Program expenses jumped from $156 million in 2011 to $254 million in 2016, in addition to administration expenses steadily increasing from $21 million to $31 million. Five years ago, fundraising expenses were about $34 million, compared with $60 million in 2016.

Not everything has worked for Make-A-Wish. The organization tried its hand at Direct Response Television (DRTV) several years ago but Mehlhorn said it wasn’t for them. Successful charity DRTV campaigns tend to be, well, downers. “It didn’t work for us. You have to present yourself in a certain way,” he said. “It didn’t fit our messaging.”

Some of its 62 chapters are successful putting on a number of event fundraisers throughout the year while others have not, to the point that they’ve scaled back the number of events. Mehlhorn estimated that chapters put on more than 600 events annually, with about 10 per chapter being pretty typical.

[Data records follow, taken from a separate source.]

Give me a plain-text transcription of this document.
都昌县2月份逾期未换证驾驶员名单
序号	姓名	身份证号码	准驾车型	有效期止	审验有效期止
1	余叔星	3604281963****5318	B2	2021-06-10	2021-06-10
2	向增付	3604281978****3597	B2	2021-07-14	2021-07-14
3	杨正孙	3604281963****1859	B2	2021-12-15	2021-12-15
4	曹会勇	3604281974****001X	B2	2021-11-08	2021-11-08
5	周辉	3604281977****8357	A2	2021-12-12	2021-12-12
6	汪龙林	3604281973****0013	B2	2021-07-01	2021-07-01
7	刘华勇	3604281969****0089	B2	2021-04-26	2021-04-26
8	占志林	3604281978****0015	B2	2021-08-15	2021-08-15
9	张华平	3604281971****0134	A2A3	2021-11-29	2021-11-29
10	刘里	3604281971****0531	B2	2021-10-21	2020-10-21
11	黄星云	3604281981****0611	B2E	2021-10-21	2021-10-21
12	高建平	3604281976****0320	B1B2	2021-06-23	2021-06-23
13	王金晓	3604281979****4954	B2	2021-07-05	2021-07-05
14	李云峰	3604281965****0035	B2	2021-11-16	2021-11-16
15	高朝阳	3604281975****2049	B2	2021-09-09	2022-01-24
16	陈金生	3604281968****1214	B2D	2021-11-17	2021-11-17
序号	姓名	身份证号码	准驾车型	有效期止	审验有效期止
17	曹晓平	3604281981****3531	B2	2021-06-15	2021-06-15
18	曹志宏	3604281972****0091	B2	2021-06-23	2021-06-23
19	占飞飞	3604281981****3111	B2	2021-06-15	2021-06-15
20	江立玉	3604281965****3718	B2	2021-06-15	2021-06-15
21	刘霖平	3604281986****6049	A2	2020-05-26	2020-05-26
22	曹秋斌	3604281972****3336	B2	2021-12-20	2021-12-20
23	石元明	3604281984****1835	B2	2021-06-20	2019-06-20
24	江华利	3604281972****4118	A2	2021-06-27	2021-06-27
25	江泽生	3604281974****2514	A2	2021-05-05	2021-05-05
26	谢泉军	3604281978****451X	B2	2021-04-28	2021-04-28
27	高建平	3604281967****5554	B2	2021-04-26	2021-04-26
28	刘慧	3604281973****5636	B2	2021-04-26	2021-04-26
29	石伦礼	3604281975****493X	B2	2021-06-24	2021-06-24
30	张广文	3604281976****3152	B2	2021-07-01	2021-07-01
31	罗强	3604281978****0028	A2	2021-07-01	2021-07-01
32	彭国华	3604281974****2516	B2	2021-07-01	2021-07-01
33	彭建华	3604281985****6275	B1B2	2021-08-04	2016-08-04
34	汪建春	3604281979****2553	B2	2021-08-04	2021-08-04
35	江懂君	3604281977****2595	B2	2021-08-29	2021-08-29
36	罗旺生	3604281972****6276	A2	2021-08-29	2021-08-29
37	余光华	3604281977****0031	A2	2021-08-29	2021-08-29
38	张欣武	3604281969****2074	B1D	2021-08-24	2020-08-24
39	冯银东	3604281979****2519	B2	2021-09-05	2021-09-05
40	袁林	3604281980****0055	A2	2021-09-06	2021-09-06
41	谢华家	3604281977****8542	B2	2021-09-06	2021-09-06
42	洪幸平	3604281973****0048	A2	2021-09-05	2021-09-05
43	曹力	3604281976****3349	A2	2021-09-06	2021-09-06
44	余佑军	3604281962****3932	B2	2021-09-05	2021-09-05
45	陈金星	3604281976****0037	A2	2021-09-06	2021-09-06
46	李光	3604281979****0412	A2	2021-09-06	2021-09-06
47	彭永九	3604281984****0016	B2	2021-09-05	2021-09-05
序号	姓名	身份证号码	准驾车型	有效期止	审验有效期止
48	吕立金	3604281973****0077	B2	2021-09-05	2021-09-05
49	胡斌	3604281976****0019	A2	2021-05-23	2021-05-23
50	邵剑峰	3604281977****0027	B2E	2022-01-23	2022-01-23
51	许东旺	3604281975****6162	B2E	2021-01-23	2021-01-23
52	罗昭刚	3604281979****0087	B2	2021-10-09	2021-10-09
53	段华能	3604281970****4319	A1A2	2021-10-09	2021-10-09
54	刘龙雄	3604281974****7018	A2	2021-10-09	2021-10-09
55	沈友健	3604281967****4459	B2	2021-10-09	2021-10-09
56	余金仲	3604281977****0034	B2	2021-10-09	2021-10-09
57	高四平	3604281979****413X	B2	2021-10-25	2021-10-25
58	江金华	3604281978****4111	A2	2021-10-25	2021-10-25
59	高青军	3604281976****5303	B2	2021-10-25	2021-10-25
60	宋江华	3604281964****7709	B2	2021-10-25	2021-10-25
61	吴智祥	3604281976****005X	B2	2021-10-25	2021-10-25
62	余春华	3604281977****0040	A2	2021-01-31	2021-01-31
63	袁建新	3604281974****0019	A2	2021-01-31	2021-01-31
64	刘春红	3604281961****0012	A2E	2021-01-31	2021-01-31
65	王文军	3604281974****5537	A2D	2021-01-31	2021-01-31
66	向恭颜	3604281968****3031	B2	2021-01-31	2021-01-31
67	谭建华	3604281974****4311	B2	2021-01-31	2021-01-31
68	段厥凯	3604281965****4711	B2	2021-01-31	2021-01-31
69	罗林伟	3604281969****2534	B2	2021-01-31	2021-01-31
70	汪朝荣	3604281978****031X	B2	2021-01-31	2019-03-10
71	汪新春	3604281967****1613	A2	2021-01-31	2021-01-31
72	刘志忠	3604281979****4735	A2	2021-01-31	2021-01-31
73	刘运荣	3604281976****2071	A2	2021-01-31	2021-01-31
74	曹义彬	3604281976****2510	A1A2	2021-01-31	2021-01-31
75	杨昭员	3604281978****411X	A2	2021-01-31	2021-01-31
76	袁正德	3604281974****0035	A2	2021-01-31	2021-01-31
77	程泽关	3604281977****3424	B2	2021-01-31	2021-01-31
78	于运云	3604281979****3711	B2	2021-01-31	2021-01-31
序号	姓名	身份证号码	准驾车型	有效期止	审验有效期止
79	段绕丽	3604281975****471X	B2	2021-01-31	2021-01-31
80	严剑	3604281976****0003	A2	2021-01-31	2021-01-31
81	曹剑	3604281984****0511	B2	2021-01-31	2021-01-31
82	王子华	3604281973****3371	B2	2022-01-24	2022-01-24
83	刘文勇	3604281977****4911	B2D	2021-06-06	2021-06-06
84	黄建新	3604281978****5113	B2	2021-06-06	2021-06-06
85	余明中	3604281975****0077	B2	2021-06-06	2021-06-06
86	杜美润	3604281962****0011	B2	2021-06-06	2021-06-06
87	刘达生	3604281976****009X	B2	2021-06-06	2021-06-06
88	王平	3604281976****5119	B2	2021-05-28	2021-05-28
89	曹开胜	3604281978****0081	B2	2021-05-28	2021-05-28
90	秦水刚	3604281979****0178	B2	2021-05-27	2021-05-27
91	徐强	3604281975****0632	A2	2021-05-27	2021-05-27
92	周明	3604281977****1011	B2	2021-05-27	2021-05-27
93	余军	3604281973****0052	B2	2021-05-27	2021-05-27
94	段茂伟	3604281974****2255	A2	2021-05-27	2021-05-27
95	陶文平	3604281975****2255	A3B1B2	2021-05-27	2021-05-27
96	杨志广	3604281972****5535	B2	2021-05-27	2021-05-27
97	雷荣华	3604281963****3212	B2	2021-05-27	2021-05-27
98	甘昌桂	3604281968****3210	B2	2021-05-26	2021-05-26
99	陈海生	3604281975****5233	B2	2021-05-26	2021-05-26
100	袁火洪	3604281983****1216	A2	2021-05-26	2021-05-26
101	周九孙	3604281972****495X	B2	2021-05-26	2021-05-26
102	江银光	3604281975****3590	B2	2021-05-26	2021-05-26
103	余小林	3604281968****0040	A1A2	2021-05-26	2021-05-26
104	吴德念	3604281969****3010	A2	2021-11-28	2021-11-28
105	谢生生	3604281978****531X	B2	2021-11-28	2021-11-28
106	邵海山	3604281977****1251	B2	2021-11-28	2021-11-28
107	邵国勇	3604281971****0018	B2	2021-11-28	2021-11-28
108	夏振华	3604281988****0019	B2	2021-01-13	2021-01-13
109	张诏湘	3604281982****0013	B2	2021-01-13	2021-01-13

Affiliates with many events tend to have a lot of territory, according to Mehlhorn. “We found that if you have a very defined territory where most of the population is concentrated and you’re doing more events, you’re really cannibalizing other events,” he said. As an example, Iowa has a lot of small towns across the state but not a huge population center. “They do a lot more events than other chapters but it works for the type of state they live in,” he said. “We always tell chapters to follow best practices but maintain their own personality.”